Michael approaches Georgina. She grabs Michaels hand and puts it on her breast they embrace. Georgina pushes off gently, and leads Michael back into the ladies room and into one of the stalls.




They begin to make love, but get interrupted when another woman enters the toilet. Michael hops on the toilet stool so his feet aren't showing. 





While he is in this position he unbuckles his belt, and is about unzip his trousers when Georgina takes over. Georgina pushes him up and begins to fellate Michael. When the woman in the ladies room leaves Michael steps down and begins to have intercourse with Georgina up against to stall wall. 





They continue until Albert comes bursting into the ladies lounge yelling for Georgina. Panicked Michael and Georgina get dressed and Michael again steps up on to the toilet to hide his feet.

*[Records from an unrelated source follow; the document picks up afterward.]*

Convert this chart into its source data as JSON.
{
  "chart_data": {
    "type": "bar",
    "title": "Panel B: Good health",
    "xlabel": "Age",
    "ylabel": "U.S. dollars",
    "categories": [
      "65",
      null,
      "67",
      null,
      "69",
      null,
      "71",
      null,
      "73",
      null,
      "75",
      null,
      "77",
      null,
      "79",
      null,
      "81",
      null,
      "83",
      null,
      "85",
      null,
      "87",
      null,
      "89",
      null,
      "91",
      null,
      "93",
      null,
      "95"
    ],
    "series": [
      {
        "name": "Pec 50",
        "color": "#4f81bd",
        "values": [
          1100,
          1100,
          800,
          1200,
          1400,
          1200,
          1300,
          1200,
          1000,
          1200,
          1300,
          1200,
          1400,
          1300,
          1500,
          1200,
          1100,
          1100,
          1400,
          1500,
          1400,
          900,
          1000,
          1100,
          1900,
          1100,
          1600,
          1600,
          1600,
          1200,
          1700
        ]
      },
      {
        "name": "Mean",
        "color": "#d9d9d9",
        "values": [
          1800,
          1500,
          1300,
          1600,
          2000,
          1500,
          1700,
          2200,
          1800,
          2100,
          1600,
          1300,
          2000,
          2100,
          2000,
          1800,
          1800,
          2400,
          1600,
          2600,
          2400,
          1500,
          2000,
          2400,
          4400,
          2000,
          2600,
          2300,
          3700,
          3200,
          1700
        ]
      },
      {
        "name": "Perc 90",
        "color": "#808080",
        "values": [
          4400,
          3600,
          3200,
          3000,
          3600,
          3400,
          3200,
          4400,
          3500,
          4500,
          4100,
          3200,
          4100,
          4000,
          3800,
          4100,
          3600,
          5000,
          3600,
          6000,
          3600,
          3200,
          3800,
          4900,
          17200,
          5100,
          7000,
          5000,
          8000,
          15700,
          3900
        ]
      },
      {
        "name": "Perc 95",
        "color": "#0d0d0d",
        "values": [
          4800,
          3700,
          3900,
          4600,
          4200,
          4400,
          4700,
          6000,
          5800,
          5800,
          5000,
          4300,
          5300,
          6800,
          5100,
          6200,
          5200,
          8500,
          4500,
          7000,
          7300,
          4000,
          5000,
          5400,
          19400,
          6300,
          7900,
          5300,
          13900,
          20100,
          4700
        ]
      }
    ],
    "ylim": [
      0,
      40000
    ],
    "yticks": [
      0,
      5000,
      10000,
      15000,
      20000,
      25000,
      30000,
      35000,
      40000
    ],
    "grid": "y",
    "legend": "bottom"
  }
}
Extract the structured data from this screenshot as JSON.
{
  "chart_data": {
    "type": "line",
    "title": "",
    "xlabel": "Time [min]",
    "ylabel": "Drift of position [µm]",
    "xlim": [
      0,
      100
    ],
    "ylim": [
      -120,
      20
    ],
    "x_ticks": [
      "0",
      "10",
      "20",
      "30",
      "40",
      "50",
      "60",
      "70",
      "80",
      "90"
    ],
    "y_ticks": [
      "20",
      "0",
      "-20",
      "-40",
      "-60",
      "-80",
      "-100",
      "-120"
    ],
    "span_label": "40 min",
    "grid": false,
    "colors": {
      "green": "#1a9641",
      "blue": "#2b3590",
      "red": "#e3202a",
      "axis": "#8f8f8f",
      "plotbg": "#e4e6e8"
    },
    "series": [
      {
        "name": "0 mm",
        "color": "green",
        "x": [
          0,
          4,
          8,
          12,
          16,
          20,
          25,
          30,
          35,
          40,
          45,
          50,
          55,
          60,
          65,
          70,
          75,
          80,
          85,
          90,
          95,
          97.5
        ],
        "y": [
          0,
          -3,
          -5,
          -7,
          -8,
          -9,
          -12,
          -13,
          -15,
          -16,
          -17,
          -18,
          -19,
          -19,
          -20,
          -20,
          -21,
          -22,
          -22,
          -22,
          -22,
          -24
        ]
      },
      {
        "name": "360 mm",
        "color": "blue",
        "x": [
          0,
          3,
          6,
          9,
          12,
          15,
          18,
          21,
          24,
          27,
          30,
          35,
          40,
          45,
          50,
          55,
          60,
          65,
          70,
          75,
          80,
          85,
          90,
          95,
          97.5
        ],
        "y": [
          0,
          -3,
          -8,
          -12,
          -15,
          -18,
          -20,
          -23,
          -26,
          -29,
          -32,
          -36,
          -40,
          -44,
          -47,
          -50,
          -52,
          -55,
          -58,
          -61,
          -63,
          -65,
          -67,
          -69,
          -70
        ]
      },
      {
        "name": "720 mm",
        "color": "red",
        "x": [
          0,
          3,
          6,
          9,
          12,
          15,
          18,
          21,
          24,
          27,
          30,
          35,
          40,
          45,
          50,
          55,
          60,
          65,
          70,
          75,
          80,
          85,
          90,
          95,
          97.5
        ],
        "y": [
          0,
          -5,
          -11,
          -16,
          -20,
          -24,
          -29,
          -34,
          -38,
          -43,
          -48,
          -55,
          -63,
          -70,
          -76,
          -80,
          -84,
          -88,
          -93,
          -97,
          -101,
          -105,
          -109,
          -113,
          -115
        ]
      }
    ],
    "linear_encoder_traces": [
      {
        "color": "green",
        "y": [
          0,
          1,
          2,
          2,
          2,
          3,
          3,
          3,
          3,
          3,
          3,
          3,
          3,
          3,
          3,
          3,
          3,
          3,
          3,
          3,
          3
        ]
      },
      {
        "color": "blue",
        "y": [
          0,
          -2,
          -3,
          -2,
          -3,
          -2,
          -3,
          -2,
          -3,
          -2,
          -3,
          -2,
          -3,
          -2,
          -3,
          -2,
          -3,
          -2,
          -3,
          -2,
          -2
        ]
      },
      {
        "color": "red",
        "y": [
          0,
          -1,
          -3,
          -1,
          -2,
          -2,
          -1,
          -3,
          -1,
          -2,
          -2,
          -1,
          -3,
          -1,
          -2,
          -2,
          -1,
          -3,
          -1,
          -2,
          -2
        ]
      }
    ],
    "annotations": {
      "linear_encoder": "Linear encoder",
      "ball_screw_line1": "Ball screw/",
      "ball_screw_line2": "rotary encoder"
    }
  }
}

Albert: What are you doing in there, Georgie? You playin' with yourself? That's not allowed. That's my property, you're not allowed to fiddle with it. Now come on, open the door, I'll show you how to wipe yourself.


Georgina tells him that she's having a quite smoke. When it sounds as if Albert left, Michael pantomimes her to pull the chain and then unlock the door. When Georgina opens the door, Albert pops his head out of another stall, surprising her, 


Michael is able to duck back into the stall unseen. 

Georgina is able to keep Alberts attention on her as they leave the ladies room. 



This is at the half hour point in the film and it only spirals in deeper from here, all the while Greenaway imaginatively envisions the rest of the film as courses on an expensive prix fixe menu.

Noirsville






































































This is a flamboyant Visual Noir Arthouse Masterpiece. Peter Greenaway, Sacha Vierny, and Michael Nyman, do to Noir, what Sergio Leone did for the Western. 

Its been said that Leone made Once Upon A Time In The West into High Opera, an operatic western, where the arias were stared not sung. Greenaway here does almost the same for Neo Noir and elevates it into a rich sensory abbondanza. Like Kubrick's Barry Lyndon, every frame here is a renaissance mural. 

The main actors Richard Bohringer (Subway, Diva), Michael Gabon (The Singing Detective, Sleepy Hollow), Helen Mirren (Age of Consent, Hussy, The Long Good Friday), and Alan Howard are all excellent. 

The rest of the cast includes Tim Roth (Pulp Fiction) as Mitchel sort of Spica's main lieutenant / gofer, other gang members are Gary Olsen as Spangler, Ewan Stewart as Harris, Bob Goody as Starkie, Ron Cook as Mews, Roger Ashton-Griffiths as Turpin, the gangs eyeglass wearing bookkeeper.

Liz Smith plays Grace,  Albert's mother. 

Ciarán Hinds (Tinker Tailor Soldier Spy) as Cory, as a pony-tail wearing pimp, Roger Lloyd-Pack as Geoff, and Ian Dury (Judge Dred) as Terry Fitch, all underworld associates of Spica. 

Diane Langton plays May Fitch, Terry's wife. Emer Gillespie as Patricia one of Cory's girls, Alex Kingston as Adele, a red-dressed waitress at the restaurant, and Flavia Brilli as the cabaret singer.